Donald Trump vs. Davos Man

Coined by political scientist Samuel P. Huntington, the term Davos Man was meant to refer to members of the global elite who view themselves as completely international. They have no need for the term "nationality" and feel that governments are merely shadows of time past to be used as facilitators in their global operations. ~ Akash Arasu

The pundit and activist class can’t seem to figure Donald Trump out, but as I have attempted to argue elsewhere, Trump’s politics are not really as inscrutable as all that. Trump is that guy at the barbershop who says "We need to run the US more like a business. What America needs is a CEO, not another President." Trump just happens to have a lot of money and the credentials to be that CEO himself. The theme that the US is getting out negotiated on the international stage and we should start acting more in our own economic best interests have been there since Trump first became a public figure in the 1980's. Trump, for example, opposed NAFTA before opposing trade deals was the cool thing to do on the right. The consistency of this message suggests that it is sincere, regardless of whatever one might think about the Trump phenomenon that has erupted since he announced his campaign. This economic nationalist message is the key to understanding Trump’s politics. All the rest is noise.
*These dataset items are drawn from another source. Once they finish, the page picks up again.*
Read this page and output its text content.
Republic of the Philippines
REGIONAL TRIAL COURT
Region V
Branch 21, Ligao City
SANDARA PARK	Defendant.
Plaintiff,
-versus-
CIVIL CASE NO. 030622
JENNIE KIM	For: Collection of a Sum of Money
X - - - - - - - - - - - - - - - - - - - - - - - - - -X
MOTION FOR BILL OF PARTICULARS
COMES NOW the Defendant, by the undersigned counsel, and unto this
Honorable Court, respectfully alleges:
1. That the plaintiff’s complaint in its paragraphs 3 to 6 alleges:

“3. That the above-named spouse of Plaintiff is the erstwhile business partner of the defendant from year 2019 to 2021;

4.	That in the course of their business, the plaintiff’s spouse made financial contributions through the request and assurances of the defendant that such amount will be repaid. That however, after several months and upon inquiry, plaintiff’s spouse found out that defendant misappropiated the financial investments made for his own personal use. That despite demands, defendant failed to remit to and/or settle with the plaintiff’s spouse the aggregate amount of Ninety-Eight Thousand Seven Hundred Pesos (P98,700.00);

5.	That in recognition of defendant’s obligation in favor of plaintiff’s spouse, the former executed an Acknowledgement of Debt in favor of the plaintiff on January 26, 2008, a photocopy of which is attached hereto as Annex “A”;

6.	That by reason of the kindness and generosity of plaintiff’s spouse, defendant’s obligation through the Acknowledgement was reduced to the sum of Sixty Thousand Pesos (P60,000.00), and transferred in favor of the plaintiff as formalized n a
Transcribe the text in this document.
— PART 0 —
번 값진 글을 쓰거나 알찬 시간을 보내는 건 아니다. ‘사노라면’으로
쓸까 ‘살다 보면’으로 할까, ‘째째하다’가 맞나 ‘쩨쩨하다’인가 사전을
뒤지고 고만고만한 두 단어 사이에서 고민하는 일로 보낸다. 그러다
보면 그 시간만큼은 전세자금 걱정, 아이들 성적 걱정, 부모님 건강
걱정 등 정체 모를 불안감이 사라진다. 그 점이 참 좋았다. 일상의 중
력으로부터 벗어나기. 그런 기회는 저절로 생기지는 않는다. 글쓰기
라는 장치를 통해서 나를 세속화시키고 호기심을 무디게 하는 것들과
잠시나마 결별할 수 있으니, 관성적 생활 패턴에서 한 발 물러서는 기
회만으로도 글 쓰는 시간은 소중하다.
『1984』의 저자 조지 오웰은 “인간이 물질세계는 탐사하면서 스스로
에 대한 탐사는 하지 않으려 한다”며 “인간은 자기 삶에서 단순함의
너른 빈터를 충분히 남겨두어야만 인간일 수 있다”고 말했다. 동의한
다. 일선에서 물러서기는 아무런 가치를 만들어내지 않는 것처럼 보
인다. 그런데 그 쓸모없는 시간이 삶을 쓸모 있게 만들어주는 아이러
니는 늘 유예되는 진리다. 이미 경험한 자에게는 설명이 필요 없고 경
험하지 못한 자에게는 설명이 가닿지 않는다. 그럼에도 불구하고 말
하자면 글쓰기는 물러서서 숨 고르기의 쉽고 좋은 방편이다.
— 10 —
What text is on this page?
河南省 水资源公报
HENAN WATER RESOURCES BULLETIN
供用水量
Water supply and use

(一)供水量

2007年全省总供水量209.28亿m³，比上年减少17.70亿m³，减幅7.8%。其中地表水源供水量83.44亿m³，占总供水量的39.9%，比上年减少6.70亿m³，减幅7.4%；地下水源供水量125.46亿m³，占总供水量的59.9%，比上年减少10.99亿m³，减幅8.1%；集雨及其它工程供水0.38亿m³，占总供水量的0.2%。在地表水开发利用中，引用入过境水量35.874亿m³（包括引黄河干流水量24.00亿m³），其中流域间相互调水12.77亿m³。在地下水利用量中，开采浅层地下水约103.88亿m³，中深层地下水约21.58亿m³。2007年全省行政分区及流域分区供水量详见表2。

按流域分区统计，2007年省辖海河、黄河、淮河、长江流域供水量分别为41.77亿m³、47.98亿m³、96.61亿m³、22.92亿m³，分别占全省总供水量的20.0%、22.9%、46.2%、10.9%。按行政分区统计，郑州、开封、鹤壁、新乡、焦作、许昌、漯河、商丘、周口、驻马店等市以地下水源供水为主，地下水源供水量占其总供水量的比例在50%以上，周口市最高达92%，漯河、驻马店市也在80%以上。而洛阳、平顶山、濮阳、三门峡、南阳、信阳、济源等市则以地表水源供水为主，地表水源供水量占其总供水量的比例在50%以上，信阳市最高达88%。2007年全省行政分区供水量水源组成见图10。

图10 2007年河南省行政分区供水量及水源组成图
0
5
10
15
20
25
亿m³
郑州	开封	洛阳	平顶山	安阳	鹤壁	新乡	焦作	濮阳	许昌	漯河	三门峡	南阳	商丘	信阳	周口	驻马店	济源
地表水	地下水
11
Due to their confusion about where Trump is coming from, an argument that I have encountered frequently in social media and the conservative blogosphere is the contention that Trump is actually himself just another member of the Establishment. Therefore, his anti-Establishment supporters are misguided and being played. But if Trump is just another member of the Establishment, why does he have the Establishment so panicked? There is more to being a card carrying member of the Establishment than being rich, hobnobbing with stars and giving money to politicians in both parties. People who mistake the trapping of wealth for Establishment status are allowing the details to distract them from the big picture.

In fact, Trump’s economic policies and theoretical framework challenge the Establishment’s basic operating assumptions to the core. The Establishment economic policy is globalist neoliberalism. They want to decrease the importance of national borders and national sovereignty in order to make the world safer for international finance and commerce, hence their support for mass immigration and sovereignty compromising “free trade” deals like the Trans-Pacific Partnership.

Trump’s opposition to “free trade” deals and open borders and unabashed advocacy of economic nationalism directly challenges the Establishment consensus in a way that no other candidate dose. All the major candidates in both parties with the possible exception of Bernie Sanders actually take Establishment neoliberal presumptions for granted.

I wince a little when I hear Trump says that America’s leaders are “stupid” and are being out negotiated by the more clever leaders of Mexico, Japan, China, etc. This is grating and potentially unhelpful. What is really the issue here is not smarts but priorities. The leaders of these other nations negotiate with the economic interests of their own countries in mind, while the US negotiates on the basis of fidelity to some imagined set of international rules of fair play, which just so happen to perpetuate the current system that enriches the global elite at the expense of national integrity. But regardless of Trump’s less than ideal formulation, who else is saying this?

Trump is ultimately a patriot who loves his country and wants to restore it to its former glory, as suggested by his campaign slogan “Make America Great Again.” Imagine that. But this chauvinistic attitude is contrary to the rootless cosmopolitanism of the global elite.  If you’re still struggling with Trump’s place in relation to the Establishment, ask yourself this: “Would Trump fit in at the World Economic Forum?”  Trump is not Davos Man described in the introductory quote. He is the antithesis of Davos Man. He is a red-blooded American patriot from Queens, New York who just happens to have a really big bank account. Criticize Trump’s policies and ways if you must, but let’s not have any more of this nonsense that he is just another member of the Establishment. If you don’t see the fallacy of this claim, you don’t get why Trump’s rise represents such a fundamental challenge to the ruling order.



US negotiates on the basis of fidelity to some imagined set of..

It seems that both Trump and this article have it wrong. The US "negotiators" are not stupid nor do we have a situation where "the US negotiates on the basis of fidelity to some imagined set of international rules of fair play, which just so happen to perpetuate the current system that enriches the global elite at the expense of national integrity." Fidelity schmidelity. That result is not due to misguided adherence to imagined ideals. The US is being sold out intentionally, with full knowledge of the consequences to this once great nation. I believe that Trump is holding back on stating unequivocally that he too knows that to be the case, i.e. that the US "negotiators" are not stupid but instead are at the very least duplicitous and are arguably downright traitorous. I believe that 'The Donald' - who is said to speak his mind without considering the consequences - is holding back on his rhetoric in this case, which is the smart thing to do until he is in the White House. Go get 'em Trump!